A multi-resolution diffusion network for sea surface temperature anomaly detection
摘要
Sea surface temperature (SST) anomaly detection plays an important role in marine environmental monitoring. However, SST series usually show strong non-stationarity, multi-scale variability, and complex spatiotemporal evolution, which makes accurate anomaly detection difficult. To address these challenges, this study proposes a Multi-resolution Graph Diffusion Network (MGDN) for SST anomaly detection. The proposed method first decomposes SST series into multi-resolution representations to distinguish slowly varying background components from short-term local disturbances. Dynamic graph learning is then used to model spatial dependencies among different regions.
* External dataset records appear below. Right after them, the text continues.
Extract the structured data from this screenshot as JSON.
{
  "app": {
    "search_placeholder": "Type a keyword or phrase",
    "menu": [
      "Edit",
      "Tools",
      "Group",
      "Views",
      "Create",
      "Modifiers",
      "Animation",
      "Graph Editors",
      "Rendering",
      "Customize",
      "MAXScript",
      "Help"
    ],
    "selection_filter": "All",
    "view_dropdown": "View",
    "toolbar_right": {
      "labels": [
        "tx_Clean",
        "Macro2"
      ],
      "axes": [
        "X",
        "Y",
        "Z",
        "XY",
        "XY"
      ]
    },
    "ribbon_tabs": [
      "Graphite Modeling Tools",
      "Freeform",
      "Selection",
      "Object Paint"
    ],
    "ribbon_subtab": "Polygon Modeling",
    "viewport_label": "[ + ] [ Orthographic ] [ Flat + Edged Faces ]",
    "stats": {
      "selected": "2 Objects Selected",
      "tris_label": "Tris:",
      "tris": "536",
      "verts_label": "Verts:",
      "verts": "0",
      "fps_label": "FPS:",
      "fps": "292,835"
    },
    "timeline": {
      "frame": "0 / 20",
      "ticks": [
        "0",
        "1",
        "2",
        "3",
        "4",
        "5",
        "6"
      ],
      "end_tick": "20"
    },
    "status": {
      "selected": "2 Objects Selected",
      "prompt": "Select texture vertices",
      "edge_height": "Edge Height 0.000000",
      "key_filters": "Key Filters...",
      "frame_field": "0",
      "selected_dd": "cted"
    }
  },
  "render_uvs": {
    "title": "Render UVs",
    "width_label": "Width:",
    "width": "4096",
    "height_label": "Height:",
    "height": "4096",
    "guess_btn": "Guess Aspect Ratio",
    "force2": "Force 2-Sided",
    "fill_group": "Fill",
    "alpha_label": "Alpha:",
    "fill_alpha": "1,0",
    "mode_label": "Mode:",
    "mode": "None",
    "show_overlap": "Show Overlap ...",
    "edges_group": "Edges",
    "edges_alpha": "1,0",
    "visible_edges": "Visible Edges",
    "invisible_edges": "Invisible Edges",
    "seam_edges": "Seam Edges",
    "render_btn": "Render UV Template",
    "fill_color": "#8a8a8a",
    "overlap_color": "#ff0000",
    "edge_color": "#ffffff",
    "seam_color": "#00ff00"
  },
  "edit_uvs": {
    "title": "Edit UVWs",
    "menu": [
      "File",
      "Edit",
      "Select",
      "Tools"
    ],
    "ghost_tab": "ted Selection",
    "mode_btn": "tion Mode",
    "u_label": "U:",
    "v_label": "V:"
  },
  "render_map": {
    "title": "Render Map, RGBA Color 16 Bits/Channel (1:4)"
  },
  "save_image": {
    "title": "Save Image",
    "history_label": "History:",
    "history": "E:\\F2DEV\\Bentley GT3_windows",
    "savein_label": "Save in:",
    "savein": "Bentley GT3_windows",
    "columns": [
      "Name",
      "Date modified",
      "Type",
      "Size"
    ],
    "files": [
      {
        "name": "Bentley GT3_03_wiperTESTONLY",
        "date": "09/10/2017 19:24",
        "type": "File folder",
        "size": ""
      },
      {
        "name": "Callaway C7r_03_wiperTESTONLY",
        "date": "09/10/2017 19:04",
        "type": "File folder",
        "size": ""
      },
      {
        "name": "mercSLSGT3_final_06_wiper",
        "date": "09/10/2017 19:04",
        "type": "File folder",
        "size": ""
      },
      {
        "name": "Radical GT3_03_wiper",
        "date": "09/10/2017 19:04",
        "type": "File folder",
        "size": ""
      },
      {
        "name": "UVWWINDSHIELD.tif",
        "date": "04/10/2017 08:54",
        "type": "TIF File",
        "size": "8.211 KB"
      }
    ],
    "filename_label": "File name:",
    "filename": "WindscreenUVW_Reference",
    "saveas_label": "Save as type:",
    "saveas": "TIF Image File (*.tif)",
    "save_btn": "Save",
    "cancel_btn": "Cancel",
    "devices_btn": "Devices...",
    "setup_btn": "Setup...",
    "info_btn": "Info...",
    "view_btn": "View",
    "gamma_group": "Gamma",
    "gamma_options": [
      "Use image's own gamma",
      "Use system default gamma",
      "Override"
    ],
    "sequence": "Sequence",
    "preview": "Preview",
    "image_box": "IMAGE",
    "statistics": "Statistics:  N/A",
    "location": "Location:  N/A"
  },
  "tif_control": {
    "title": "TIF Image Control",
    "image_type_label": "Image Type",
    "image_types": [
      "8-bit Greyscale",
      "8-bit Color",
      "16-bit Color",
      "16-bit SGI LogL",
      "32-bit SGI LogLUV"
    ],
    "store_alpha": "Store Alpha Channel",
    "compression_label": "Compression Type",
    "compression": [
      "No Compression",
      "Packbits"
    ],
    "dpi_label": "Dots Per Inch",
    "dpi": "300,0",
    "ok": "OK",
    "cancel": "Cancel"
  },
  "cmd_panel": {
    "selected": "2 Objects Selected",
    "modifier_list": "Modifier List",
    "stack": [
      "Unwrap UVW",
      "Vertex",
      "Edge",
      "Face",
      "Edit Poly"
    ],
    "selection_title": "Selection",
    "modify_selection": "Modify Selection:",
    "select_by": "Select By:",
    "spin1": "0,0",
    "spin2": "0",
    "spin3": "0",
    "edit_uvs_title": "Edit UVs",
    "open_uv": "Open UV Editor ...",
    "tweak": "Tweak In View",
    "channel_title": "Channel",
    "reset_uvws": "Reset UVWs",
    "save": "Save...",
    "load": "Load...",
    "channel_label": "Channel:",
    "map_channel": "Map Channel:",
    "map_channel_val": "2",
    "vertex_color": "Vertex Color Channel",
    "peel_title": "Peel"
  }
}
A cross-resolution guided diffusion reconstruction module further reconstructs normal SST evolution patterns in a coarse-to-fine manner. Meanwhile, the Koopman operator is incorporated into the reverse denoising process to constrain latent temporal dynamics and improve reconstruction stability under nonlinear variations. Experiments are conducted in the South China Sea and the Bohai Sea using different input window lengths. MGDN is compared with multiple baseline methods and demonstrates stable and competitive detection performance. Ablation and visualization analyses further verify the effectiveness of the main modules. The results suggest that MGDN provides an effective framework for SST anomaly detection in complex marine environments.